African elephant reference microsatellite data (v5.32) and sampling locations for geolocation and sample matching
Data files
Apr 16, 2026 version files 338.20 KB
-
README.md
2.92 KB
-
REFELE_5.32_filtered_forest.tsv
100.93 KB
-
REFELE_5.32_filtered_savannah.tsv
230.94 KB
-
zones_44_forest.tsv
1.39 KB
-
zones_44_savannah.tsv
2.02 KB
Abstract
This package contains the Center for Environmental Forensic Science (CEFS) reference elephant microsatellite data, version 5.32, and zone files giving sampling location information, version 44. It does not contain ivory seizure data due to law enforcement sensitivity. The data comprise genotypes for 16 microsatellites for 683 African forest elephants (Loxodonta cyclotis) and 1571 African savannah elephants (Loxodonta africana) from known sampling locations.
These data can be used for geolocation and sample matching, but microsatellite reads must be calibrated by sharing of known samples between labs. They can also be used to survey genetic structure of African elephant populations. Sampling was directed at wide coverage of all areas where elephants were found 2006-2023 and includes areas where elephants are no longer present. Duplicate samples from the same sampling zone have been removed as probably representing the same elephant, but one case of duplicate samples across two different zones has been retained.
Dataset DOI: 10.5061/dryad.2z34tmq12
Description of the data and file structure
This package contains the CEFS reference elephant microsatellite data, version 5.32, used in preparing the linked manuscript. It does not contain ivory seizure data due to law enforcement sensitivity. The data comprise genotypes for 16 microsatellites for 683 African forest elephants (Loxodonta cyclotis) and 1571 African savannah elephants (Loxodonta africana) from known sampling locations. Most samples were dung although a few were ivory, tissue, hair or bone. Coordinates given are for the center of the park or protected area, or midpoint of a group of samples if no protected area was involved; they are not coordinates of individual samples.
Files and variables
File: README.md
Description: Information on file formats and data interpretation.
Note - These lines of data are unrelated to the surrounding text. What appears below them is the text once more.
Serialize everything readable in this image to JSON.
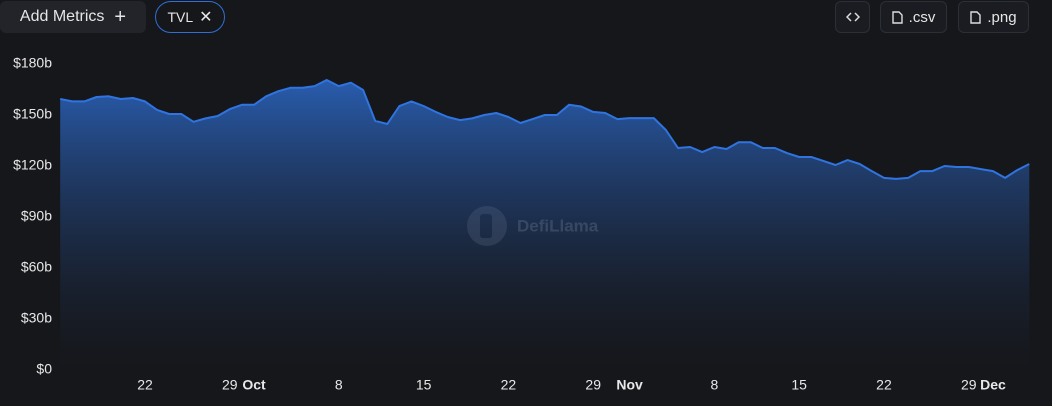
{
  "toolbar": {
    "add_metrics": "Add Metrics",
    "metric_chip": "TVL",
    "csv": ".csv",
    "png": ".png"
  },
  "watermark": "DefiLlama",
  "chart_data": {
    "type": "area",
    "categories": [
      null,
      null,
      null,
      null,
      null,
      null,
      null,
      "22",
      null,
      null,
      null,
      null,
      null,
      null,
      "29",
      null,
      "Oct",
      null,
      null,
      null,
      null,
      null,
      null,
      "8",
      null,
      null,
      null,
      null,
      null,
      null,
      "15",
      null,
      null,
      null,
      null,
      null,
      null,
      "22",
      null,
      null,
      null,
      null,
      null,
      null,
      "29",
      null,
      null,
      "Nov",
      null,
      null,
      null,
      null,
      null,
      null,
      "8",
      null,
      null,
      null,
      null,
      null,
      null,
      "15",
      null,
      null,
      null,
      null,
      null,
      null,
      "22",
      null,
      null,
      null,
      null,
      null,
      null,
      "29",
      null,
      "Dec",
      null,
      null,
      null
    ],
    "series": [
      {
        "name": "TVL",
        "color": "#2f74e0",
        "values": [
          159.4,
          158,
          158,
          160.6,
          161,
          159.4,
          160,
          158,
          153,
          150.6,
          150.6,
          146,
          148,
          149.4,
          153.5,
          156,
          156,
          161,
          164,
          166,
          166,
          167,
          170.6,
          167,
          169,
          164.7,
          146.5,
          144.7,
          155.3,
          158,
          155.3,
          151.8,
          148.8,
          147,
          148,
          150,
          151.2,
          148.8,
          145.3,
          147.6,
          150,
          150,
          156,
          155,
          151.8,
          151.2,
          147.6,
          148.2,
          148.2,
          148.2,
          141.2,
          130.6,
          131.2,
          128.2,
          131.2,
          130,
          134,
          134,
          130.6,
          130.6,
          127.6,
          125.3,
          125.3,
          123,
          120.6,
          123.5,
          121.2,
          117,
          113,
          112.4,
          113,
          117,
          117,
          120,
          119.4,
          119.4,
          118.2,
          117,
          113,
          117.6,
          121.2
        ]
      }
    ],
    "ylim": [
      0,
      180
    ],
    "yticks": [
      {
        "value": 0,
        "label": "$0"
      },
      {
        "value": 30,
        "label": "$30b"
      },
      {
        "value": 60,
        "label": "$60b"
      },
      {
        "value": 90,
        "label": "$90b"
      },
      {
        "value": 120,
        "label": "$120b"
      },
      {
        "value": 150,
        "label": "$150b"
      },
      {
        "value": 180,
        "label": "$180b"
      }
    ]
  }
}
File: REFELE_5.32_filtered_forest.tsv
Description: Forest elephant reference microsatellite genotypes
Variables
- SID: sample ID (two lines per sample)
- zone: area from which sample was collected (crossreference to zones files)
- All remaining variables are microsatellite genotypes (as fragment lengths, not repeat counts) with missing data coded as -999.
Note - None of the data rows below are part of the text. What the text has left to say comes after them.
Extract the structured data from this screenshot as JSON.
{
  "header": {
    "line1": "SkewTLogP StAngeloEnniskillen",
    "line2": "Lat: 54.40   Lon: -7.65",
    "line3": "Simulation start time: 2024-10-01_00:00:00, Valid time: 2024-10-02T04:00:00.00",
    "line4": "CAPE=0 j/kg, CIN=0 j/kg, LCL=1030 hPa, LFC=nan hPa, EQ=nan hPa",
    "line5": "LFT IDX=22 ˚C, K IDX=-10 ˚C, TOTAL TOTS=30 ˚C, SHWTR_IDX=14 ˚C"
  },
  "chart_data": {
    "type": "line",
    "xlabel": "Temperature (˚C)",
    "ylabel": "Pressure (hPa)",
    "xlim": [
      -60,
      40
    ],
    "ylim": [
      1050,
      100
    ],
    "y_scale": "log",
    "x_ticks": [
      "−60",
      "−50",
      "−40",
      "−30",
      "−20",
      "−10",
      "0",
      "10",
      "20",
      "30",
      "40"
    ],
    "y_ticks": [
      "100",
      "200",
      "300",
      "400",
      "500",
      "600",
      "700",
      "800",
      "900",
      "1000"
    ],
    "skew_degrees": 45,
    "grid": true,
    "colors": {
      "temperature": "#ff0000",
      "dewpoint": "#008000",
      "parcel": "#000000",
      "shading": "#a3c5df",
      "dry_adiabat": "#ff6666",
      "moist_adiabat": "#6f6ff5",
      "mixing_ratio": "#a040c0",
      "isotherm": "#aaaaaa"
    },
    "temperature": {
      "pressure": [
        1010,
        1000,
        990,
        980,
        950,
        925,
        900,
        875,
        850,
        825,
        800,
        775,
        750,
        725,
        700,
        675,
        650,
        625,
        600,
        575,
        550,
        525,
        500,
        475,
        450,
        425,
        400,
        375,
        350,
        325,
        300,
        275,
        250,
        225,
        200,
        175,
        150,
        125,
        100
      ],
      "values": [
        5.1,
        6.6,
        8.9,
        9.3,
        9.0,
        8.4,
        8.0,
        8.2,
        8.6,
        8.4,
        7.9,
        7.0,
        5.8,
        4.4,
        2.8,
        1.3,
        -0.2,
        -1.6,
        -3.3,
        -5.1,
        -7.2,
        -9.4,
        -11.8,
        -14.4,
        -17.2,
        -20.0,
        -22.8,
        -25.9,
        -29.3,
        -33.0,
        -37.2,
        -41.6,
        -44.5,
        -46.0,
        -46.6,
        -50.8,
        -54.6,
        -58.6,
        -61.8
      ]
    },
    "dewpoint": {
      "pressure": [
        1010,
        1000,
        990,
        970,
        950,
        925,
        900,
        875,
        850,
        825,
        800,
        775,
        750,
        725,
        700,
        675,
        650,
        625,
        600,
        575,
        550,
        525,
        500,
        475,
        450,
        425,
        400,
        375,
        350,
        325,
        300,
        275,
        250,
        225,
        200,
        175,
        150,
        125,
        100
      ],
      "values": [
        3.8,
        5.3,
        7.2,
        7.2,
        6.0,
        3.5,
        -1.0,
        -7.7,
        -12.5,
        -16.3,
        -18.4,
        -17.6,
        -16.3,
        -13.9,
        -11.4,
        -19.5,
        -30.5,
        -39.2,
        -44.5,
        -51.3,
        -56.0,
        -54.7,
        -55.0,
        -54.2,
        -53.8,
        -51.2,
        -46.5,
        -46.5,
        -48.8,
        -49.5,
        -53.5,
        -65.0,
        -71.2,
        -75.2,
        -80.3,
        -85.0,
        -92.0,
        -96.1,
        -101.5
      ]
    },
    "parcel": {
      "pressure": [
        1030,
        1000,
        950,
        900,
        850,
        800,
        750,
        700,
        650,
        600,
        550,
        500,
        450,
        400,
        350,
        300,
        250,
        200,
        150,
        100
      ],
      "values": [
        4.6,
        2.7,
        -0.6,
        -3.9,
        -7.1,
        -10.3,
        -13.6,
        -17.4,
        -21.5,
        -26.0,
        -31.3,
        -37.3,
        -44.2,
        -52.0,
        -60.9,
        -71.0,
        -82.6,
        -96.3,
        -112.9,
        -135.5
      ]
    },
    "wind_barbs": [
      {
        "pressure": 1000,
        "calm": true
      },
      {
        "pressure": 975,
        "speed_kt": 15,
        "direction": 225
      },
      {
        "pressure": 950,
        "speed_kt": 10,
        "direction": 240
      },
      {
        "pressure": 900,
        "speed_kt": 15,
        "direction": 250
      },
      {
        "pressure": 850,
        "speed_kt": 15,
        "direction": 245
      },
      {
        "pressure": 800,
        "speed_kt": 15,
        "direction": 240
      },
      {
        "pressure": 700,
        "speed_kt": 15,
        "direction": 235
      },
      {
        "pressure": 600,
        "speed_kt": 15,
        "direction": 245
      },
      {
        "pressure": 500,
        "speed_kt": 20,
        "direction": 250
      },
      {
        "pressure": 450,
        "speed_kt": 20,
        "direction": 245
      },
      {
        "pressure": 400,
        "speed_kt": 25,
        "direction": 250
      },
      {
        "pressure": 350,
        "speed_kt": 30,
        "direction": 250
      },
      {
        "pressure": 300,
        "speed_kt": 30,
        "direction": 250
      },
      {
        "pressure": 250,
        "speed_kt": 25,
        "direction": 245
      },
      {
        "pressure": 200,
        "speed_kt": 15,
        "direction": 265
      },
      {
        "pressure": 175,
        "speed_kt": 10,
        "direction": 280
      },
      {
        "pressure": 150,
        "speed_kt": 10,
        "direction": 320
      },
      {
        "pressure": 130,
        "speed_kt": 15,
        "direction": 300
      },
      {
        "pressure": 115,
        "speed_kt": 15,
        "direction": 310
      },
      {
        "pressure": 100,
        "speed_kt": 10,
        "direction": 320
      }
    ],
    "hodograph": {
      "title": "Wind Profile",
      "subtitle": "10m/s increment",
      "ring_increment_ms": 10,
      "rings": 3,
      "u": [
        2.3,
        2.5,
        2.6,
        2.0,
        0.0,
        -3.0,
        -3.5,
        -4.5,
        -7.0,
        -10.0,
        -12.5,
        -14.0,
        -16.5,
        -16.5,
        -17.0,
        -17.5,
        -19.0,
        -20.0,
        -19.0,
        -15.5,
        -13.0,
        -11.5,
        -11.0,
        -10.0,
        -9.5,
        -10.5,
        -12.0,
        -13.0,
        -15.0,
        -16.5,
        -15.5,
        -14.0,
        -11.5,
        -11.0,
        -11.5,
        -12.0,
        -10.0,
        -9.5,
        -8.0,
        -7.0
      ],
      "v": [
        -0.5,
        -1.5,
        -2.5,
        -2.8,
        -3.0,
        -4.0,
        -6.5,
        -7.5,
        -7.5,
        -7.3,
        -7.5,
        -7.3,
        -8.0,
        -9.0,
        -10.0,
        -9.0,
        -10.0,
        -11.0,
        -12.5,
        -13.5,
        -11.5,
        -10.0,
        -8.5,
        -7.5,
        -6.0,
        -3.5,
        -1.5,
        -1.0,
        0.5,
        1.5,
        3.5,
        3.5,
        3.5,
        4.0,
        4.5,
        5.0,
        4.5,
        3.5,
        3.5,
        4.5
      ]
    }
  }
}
File: REFELE_5.32_filtered_savannah.tsv
Description: Savannah elephant reference microsatellite genotypes
Variables
- SID: sample ID
- zone: area from which sample was collected (crossreference to zones files)
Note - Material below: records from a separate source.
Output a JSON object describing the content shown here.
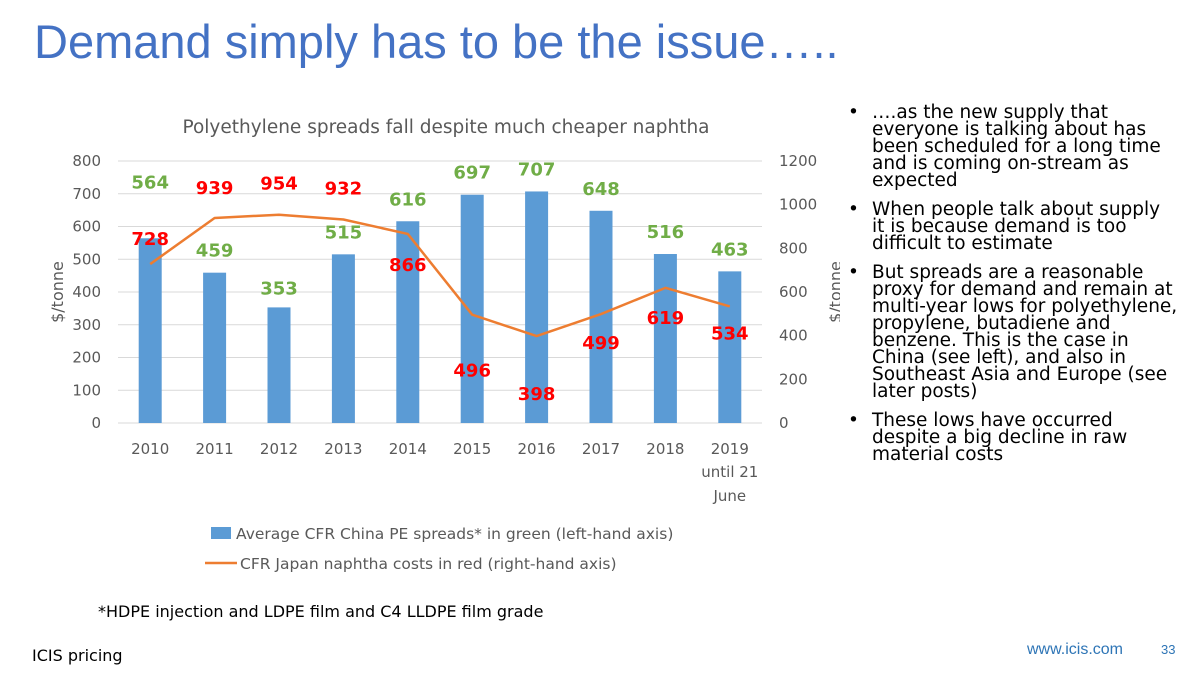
{
  "slide": {
    "title": "Demand simply has to be the issue…..",
    "footnote": "*HDPE injection and LDPE film and C4 LLDPE film grade",
    "source": "ICIS pricing",
    "website": "www.icis.com",
    "page_number": "33"
  },
  "bullets": [
    "….as the new supply that everyone is talking about has been scheduled for a long time and is coming on-stream as expected",
    "When people talk about supply it is because demand is too difficult to estimate",
    "But spreads are a reasonable proxy for demand and remain at multi-year lows for polyethylene, propylene, butadiene and benzene. This is the case in China (see left), and also in Southeast Asia and Europe (see later posts)",
    "These lows have occurred despite a big decline in raw material costs"
  ],
  "bullet_symbol": "•",
  "chart_data": {
    "type": "bar",
    "title": "Polyethylene spreads fall despite much cheaper naphtha",
    "categories": [
      "2010",
      "2011",
      "2012",
      "2013",
      "2014",
      "2015",
      "2016",
      "2017",
      "2018",
      "2019"
    ],
    "category_sublabel": [
      "until 21",
      "June"
    ],
    "ylabel": "$/tonne",
    "ylabel_right": "$/tonne",
    "ylim": [
      0,
      800
    ],
    "yticks": [
      "0",
      "100",
      "200",
      "300",
      "400",
      "500",
      "600",
      "700",
      "800"
    ],
    "ylim_right": [
      0,
      1200
    ],
    "yticks_right": [
      "0",
      "200",
      "400",
      "600",
      "800",
      "1000",
      "1200"
    ],
    "grid": true,
    "legend_position": "bottom",
    "series": [
      {
        "name": "Average CFR China PE spreads* in green (left-hand axis)",
        "type": "bar",
        "axis": "left",
        "values": [
          564,
          459,
          353,
          515,
          616,
          697,
          707,
          648,
          516,
          463
        ],
        "labels": [
          "564",
          "459",
          "353",
          "515",
          "616",
          "697",
          "707",
          "648",
          "516",
          "463"
        ],
        "color": "#5B9BD5",
        "label_color": "#70AD47"
      },
      {
        "name": "CFR Japan naphtha costs in red (right-hand axis)",
        "type": "line",
        "axis": "right",
        "values": [
          728,
          939,
          954,
          932,
          866,
          496,
          398,
          499,
          619,
          534
        ],
        "labels": [
          "728",
          "939",
          "954",
          "932",
          "866",
          "496",
          "398",
          "499",
          "619",
          "534"
        ],
        "color": "#ED7D31",
        "label_color": "#FF0000"
      }
    ]
  }
}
- All remaining variables are microsatellite genotypes (as fragment lengths, not repeat counts) with missing data coded as -999.
File: zones_44_forest.tsv
Description: locations of forest elephant sampling zones
Variables
- Location: abbreviated name of nearby park, reserve, or other landmark
- zoneID: ID number of input zone
- subregion; broad area in which zone is located (0 = western forest, 1 = central/eastern forest, 2 = northern savannah, 3 = northeastern savannah, 4 = southeastern savannah, 5 = southern savannah)
- latitude: decimal latitude of input zone (not of individual sample)
- longitude: decimal longitude of input zone
File: zones_44_savannah.tsv
Description: locations of savannah elephant sampling zones
Variables
- Location: abbreviated name of nearby park, reserve, or other landmark
- zoneID: ID number of input zone
- subregion; broad area in which zone is located (0 = western forest, 1 = central/eastern forest, 2 = northern savannah, 3 = northeastern savannah, 4 = southeastern savannah, 5 = southern savannah)
- latitude: decimal latitude of input zone (not of individual sample)
- longitude: decimal longitude of input zone
Code/software
All data are in .tsv format and can be viewed with standard tools.
Samples were prepared and genotyped as described in Mailand and Wasser 2007.
Species of each sample was assigned using EBHybrids (Mondol et al. 2015) and samples with inferred hybrid probability >= 50% were removed. Samples with fewer than 10 fully genotyped loci were removed; loci where one allele was coded as missing were recoded as fully missing.
Associated zone files give latitude and longitude of the approximate sampling zone (park, protected area, or other habitat) from which samples were derived, but do not represent the coordinates of specific samples.